Bellever Tor Top Dartmoor Walks
Great Dartmoor walks are not hard to find if your feeling adventurous and one of my favourite Dartmoor walks is Bellever Tor. Bellever Tor is cushioned between beautiful forests and stunning scenery, high up on the moors, in absolute tranquillity.
Its suitable for almost every level of walker as you don’t have to walk far to enjoy the wonderful scenery on offer and if you are able to make it to the top of the tor you will be rewarded with stunning views of nothing but landscape. From the top of Bellever Tor you will be able to see a part of the old Lych Way which is an ancient trackway used by locals to carry their dead to the church or burial ground. People in Medieval times were expected to attend church and local ceremonies including burials, this meant miles of land had to be walked for some to get to the location of the church.
The forest itself is part of the forestry commission and is very well kept, the majority of trees you will see are Sitka Spruce, which are very tall and remind me of the French national park in the Landes Region. Cooper our energetic golden retriever loved racing along the paths and even on a sunny day managed to find some mud to jump in. Although this wasn’t great as I had him on the lead due to it being the lambing season. One point to remember is that if you are thinking of coming up to Bellever in the winter its best to bring some wellies or waterproof walking boots as the ground absorbs water like a sponge and you will regret not bringing them.

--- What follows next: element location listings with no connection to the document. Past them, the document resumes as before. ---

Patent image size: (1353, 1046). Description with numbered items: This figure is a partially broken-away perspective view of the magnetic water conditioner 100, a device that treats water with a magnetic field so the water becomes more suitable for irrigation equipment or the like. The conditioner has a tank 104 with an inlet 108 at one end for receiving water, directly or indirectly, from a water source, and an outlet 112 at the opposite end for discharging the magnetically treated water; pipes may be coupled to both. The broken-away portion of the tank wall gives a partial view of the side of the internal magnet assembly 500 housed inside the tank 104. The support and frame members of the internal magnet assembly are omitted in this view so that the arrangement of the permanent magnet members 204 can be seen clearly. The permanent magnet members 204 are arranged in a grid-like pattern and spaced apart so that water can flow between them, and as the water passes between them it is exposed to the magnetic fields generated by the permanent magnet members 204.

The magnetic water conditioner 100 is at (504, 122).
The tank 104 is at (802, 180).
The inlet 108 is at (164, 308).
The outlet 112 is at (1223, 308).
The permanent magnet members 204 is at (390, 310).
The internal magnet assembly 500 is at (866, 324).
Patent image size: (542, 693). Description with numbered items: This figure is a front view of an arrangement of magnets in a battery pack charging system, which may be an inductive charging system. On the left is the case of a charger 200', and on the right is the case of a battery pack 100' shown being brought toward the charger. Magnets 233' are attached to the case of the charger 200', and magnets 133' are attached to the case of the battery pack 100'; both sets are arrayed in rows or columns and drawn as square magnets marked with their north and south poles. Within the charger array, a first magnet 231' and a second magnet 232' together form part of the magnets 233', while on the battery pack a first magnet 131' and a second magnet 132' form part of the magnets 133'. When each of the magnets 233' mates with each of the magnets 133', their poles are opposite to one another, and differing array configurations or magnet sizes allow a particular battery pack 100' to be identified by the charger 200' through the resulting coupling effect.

Picnics are a big Yes! when visiting Bellever Tor as there’s so much ground with fantastic views, on a sunny day it’s great. Horse riders are also very welcome although if you’re not on a bridle path you should have a permit for riding on the moors. Bellever Tor is home to lots of wildlife including birds and also plenty of Dartmoor Ponies and Dartmoor Horses. The Dartmoor ponies that graze within Bellever forest and up to Bellever Tor are purebred ponies controlled by Dartmoor Pony Heritage Trust, this means all efforts must be made to ensure these ponies do not breed with others outside of Bellever, visitors should shut all gates behind them.
There are multiple routes you can walk which of course is great, some are more difficult than others though. One suggestion I make is to check out the forestry website as this has more information regarding the Bellever Tor and the many Dartmoor walks available. There is a difficulty level and even a comments section where you can get the views from other walkers. Because walking is such a big part of the National Trusts ethos and Dartmoor is such a wonderful place in as many cases as possible the National Trust try to make walking routes accessible for pushchairs and wheelchairs so that Dartmoor can be enjoyed by everyone. If your looking for an easy walking route which has disabled access there is a great one from the main car park down to the river, it is around 240 metres and is an easy route for everyone to enjoy. Other trails last around 3 miles apart from the famous Lich way which is a 12-mile walk across the moors to Lydford.
Either way you decide to take it the landscape is fantastic and any one of these wonderful Dartmoor walks will leave you feeling great. I recommend bringing your camera as the wildlife, scenery and plants are great to take photos of especially the foxgloves which are everywhere during the summer. Summer is not the only time to visit Devon have a read of our post on “Why You Should Visit Devon In The Winter”
The area of Bellever forest and Tor is full of archaeological clues, giving an insight into the past and if you’re into your ancient history you will love to see all the historic sites Bellever has to offer. Within Bellever there are stone cists, burial cairns, and field boundaries these give clues of what life was like back in the Bronze age, many tools were found during excavation in the 1890’s. Major clues into the past history of Bellever forest are many hut circles evident within the forest itself, so have a good explore of the area as they is so much up there if you’re interested in history.
Bellever Tor and forest are located higher up on the moors towards Princetown which in turn is situated closest to Plymouth. The roads are good around here being one of the main roads for getting across the moors, I believe a lot of people commute along these roads and there are some great stopping places for a photograph or cuppa. I recently discovered Bellever Tor after taking the wrong turn on the moors and ending up somewhere near Princetown, turned out to be a wonderful mistake.
Bellever Tor has its own paid car parks which I believe cost around £1 for two hours or £2 for more than two hours, a minibus is £4 for the day. If you’re looking for free parking it is limited but without sounding like two dads at a birthday party travel along the B3212 and there should be a great little spot to park up, it is small though so it fills up quick.